La SNIM a transcendé la crise. Le patron de la société minière mauritanenne a tenu ces propos dans un entretien diffusé à travers l’émission «Confidential» de la chaîne de télévision panafricaine «Africa 24». Pour rappel, la SNIM, la plus importante entreprise mauritanienne, qui expote du minerai de fer, est confrontée depuis plus de 2 ans à un retournement de conjoncture suite à une plongée des cours mondiaux du fer. Un net contraste avec les belles années pendant lesquelles les cours sont passés de 72 dollars/tonne (en 2009) à un pic de 195 dollars/tonne (2011).
Cependant, pour le premier responsable de l’entreprise, aux commandes depuis avril 2016, celle-ci «a surmonté la crise grâce à une stratégie mise en œuvre pour la redynamiser depuis cette date». Entre autres mesures entreprises figurent la réduction des dépenses, le maintien du niveau de la production tout en conservant le personnel existant et l’ensemble de ses droits.
Un optimisme qui n’est pas partagé par tout le monde. Difficile de redresser la barre d’une entreprise lourdement affectée par la conjoncture en l’espace de 3 mois ! D’ailleurs, lui même reconnaît que la situation n’est pas encore totalement maîtrisée en soutenant travailler «pour dépasser ce stade critique à l’image de toutes les grandes minières à travers le monde», tout en épinglant la gestion du passé à travers quelques mots soigneusement enveloppés dans la langue de bois.
Pour rappel, la SNIM a été dirigée pendant plus de 5 ans par Mohamed Abdallahi Ould Oudaa, devenu ministre de l’Hydraulique et de l’assainissement à la faveur d’un remaniement gouvernemental opéré en avril dernier.
Du côté de l’opposition, on reste plutôt sceptique par rapport au discours optimiste de l’actuel ADG de la SNIM. Ainsi, Lô Gourmo Abdoul, vice-président de l’Union des forces de progrès (UFP), estime «que même si des mesures de redressement d’urgence pourraient sauver ce qui reste encore de la SNIM, après la dérive de gestion de ces dernières années, qui l’ont transformée en vache à lait pour les troupeaux d’éléphants blancs du régime, la question de fond reste entière».
«Ces dérives de gestion» ont été dénoncées à plusieurs reprises par le Forum national pour la démocratie et l’unité (FNDU), un vaste rassemblement de l’opposition, en ces termes «des centaines de milliards d’ouguiyas dilapidés à travers des projets populistes, systématiquement surfacturés, souvent sans rapport avec l’objet de la société, à l’image de ce prêt de 15 milliards d’ouguiya consenti en faveur d’une entreprise privée chargée du projet de construction du nouvel aéroport de Nouakchott, achats d’avions de seconde main au profit de la compagnie aérienne Mauritanie airlines international (MAI), implication dans la réalisation d’une usine de fabrique de poteaux, construction controversée d’un siège à Nouakchott, etc.
Pour maître Lô, la question existentielle est plutôt liée au mode d’exploitation. «Celui-ci est entièrement basé sur l’exploitation du produit brut, le fer.
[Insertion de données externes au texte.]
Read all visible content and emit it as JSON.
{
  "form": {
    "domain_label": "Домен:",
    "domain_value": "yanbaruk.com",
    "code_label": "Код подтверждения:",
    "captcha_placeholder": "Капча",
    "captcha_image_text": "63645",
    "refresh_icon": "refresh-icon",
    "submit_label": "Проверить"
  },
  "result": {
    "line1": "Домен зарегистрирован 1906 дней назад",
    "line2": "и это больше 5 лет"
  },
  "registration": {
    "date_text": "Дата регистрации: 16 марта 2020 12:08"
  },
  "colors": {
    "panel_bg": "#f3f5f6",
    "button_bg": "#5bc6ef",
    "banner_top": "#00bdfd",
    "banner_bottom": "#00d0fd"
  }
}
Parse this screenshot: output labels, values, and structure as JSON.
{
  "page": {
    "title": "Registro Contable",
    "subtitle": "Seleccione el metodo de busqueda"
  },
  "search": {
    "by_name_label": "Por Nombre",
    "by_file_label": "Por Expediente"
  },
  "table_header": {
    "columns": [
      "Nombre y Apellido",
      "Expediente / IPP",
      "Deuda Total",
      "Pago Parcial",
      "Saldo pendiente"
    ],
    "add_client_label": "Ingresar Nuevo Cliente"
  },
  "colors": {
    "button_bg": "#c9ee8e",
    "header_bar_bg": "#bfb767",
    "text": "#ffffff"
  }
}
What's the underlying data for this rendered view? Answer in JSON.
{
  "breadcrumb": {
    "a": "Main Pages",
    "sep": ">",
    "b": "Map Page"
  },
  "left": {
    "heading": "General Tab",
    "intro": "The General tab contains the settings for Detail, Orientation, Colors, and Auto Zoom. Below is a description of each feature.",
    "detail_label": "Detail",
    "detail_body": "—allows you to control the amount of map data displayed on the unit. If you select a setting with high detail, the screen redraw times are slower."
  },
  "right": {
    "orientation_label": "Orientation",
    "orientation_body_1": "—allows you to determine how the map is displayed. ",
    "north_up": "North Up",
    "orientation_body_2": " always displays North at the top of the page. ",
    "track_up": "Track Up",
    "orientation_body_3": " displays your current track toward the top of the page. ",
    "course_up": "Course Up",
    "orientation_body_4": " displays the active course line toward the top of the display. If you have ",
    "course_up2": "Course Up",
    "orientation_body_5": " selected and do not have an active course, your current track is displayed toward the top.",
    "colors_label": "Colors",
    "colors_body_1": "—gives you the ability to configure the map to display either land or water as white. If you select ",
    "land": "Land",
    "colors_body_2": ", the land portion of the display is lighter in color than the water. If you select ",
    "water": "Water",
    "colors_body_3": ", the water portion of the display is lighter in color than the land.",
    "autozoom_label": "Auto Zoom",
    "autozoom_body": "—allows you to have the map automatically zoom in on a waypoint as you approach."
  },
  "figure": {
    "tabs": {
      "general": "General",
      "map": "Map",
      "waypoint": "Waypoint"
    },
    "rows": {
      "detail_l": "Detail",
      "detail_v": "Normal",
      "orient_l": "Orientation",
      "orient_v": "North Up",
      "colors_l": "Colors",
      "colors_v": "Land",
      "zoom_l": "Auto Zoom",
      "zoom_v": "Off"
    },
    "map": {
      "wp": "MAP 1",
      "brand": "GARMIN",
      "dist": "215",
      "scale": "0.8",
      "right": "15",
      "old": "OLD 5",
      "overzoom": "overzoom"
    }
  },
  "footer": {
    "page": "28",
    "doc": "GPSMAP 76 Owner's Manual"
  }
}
Un modèle qui dure depuis 50 ans et qui fonde notre dépendance néocoloniale vis-à-vis des importateurs et de leurs industries de transformation».
Ce qui ramène au cœur du débat la question de la transformation d’une économie fortement exposée aux chocs extérieurs. Et sans des produits à forte valeur ajoutée, le pays continuera à dépendre de la fluctuation des cours mondiaux du fer.
L’intérêt d’un tel débat est mille fois justifié par le statut de la compagnie, dont le capital est détenu à 78% par l’Etat et qui occupe le rang de deuxième employeur du pays, après la fonction publique.